NEW YORK (CNN/Money) -
The U.S. housing market remained red-hot in September, according to reports Friday from the government and the nation's realtors.
The National Association of Realtors said existing homes sold at an annual rate of 5.4 million in September, up 1.9 percent from a revised 5.3 million-unit pace in August. Economists, on average, expected sales at a 5.35-million-unit pace, according to Briefing.com.
"Mortgage interest rates have been on a steady slide since April and reached new historic lows in September, contributing significantly to higher existing-home sales," said David Lereah, NAR's chief economist, in a statement.

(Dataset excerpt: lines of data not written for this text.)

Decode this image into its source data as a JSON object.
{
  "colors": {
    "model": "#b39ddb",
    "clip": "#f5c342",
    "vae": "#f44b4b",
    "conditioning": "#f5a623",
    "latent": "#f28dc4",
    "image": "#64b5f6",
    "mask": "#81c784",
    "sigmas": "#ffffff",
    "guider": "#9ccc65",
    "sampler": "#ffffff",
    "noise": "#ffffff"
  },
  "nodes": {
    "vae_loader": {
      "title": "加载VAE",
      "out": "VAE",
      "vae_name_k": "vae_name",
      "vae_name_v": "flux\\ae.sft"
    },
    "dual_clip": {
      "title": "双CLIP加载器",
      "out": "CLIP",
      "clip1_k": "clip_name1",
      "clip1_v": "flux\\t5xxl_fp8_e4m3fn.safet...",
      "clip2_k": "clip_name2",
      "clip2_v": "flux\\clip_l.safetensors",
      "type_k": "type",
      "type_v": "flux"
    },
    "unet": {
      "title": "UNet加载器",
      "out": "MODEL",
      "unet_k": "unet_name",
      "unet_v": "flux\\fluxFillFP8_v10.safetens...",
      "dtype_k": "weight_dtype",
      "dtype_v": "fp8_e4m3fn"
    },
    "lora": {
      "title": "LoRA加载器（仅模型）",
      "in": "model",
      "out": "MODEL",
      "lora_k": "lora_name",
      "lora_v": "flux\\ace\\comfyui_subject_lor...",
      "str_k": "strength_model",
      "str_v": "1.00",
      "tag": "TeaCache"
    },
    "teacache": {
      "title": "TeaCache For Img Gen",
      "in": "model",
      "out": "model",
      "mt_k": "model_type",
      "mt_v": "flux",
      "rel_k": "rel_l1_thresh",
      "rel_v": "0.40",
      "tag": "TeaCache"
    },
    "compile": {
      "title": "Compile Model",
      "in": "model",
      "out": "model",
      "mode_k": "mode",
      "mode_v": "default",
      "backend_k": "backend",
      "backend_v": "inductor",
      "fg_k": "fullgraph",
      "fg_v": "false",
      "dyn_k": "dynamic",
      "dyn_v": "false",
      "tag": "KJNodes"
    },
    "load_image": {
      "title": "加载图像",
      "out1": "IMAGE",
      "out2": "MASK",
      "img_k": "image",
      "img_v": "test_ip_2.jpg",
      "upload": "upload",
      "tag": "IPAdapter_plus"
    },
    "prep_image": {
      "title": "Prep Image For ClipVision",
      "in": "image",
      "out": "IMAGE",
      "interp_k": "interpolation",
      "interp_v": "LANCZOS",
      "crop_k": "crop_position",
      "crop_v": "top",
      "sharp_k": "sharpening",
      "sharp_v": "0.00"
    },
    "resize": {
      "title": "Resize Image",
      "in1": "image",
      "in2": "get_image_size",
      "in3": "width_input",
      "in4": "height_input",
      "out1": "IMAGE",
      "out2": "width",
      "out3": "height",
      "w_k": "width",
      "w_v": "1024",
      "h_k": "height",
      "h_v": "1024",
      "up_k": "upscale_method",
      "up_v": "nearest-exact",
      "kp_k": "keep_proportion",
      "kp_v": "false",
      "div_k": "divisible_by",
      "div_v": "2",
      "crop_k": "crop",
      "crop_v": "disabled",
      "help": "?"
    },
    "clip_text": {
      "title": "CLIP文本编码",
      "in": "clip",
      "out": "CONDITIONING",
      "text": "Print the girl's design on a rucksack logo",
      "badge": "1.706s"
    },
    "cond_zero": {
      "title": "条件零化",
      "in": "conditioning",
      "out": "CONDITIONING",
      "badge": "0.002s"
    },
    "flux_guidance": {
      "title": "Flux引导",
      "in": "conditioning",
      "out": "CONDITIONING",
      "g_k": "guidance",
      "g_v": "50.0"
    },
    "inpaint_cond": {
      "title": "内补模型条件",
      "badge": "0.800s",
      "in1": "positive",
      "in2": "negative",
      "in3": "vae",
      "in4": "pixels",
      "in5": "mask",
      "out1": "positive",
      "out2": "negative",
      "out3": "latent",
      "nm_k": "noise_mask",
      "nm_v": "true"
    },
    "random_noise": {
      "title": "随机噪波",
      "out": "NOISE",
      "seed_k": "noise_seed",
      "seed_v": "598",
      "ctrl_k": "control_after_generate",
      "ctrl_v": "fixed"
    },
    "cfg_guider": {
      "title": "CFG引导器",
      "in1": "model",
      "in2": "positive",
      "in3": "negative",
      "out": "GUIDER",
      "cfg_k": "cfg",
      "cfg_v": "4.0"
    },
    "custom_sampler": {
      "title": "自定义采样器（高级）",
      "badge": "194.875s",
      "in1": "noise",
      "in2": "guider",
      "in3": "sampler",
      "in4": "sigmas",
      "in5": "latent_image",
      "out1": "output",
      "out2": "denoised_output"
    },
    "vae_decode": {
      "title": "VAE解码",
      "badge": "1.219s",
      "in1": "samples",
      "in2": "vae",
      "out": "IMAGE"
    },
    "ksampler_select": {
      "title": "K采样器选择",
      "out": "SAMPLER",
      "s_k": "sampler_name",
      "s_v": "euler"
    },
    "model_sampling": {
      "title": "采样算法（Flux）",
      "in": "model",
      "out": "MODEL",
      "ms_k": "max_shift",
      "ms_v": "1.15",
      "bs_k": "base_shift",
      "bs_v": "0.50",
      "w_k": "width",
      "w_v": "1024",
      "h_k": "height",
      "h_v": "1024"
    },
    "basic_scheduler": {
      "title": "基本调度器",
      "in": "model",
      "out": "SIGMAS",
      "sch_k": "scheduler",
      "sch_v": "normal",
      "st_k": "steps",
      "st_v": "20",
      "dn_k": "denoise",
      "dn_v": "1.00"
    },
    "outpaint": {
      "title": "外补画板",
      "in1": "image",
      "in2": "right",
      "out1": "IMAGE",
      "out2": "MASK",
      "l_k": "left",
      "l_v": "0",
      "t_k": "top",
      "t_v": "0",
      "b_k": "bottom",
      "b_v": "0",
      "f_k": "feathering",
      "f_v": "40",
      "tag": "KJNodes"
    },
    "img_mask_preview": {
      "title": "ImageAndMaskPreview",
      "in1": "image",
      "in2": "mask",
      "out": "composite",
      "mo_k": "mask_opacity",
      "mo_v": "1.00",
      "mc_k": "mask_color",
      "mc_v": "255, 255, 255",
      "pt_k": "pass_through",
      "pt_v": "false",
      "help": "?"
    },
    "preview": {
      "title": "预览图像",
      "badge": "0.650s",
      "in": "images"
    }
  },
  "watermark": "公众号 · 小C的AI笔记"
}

Separately, the Commerce Department said sales of new homes rose 0.4 percent to a 1.02-million-unit pace in September from a revised 1.017-unit pace in August. Economists, on average, expected sales at a 990,000-unit pace, according to Briefing.com.
The reports briefly helped U.S. stock prices rise; but stocks soon gave up their gains and were mixed in early trading. Treasury bond prices were mostly higher.
The NAR said the national median existing-home price was $159,000 in September, up 7.9 percent from September 2001, when the median price was $147,400.
The Commerce Department said the median new-home price was $176,300, up 5.9 percent from a median price of $166,400 a year ago.
Rock-bottom mortgage rates in the past year have helped fuel demand for new and existing homes, driving prices higher and helping homeowners recover from the sting of a dismal stock market.
Low rates also fueled a boom in mortgage refinancing, allowing homeowners to lower their monthly mortgage payments or borrow against their increased home equity. This in turn helped support consumer spending, which makes up about two-thirds of the total economy.
But mortgage rates are rising again, threatening to finally cool off the housing market and take one support away from consumer spending. Most economists believe businesses will need to start spending money again in order to help the economy to continue its recovery from a recession that began in March 2001.
Still, mortgage rates have been at 40-year lows; they've got a long, long way to go before they get high enough to douse the housing market.
"Mortgage rates will put a little bit of a brake on housing activity," said Anthony Chan, chief economist at Banc One Investment Advisors, "but it may come precisely as other sectors start to turn around."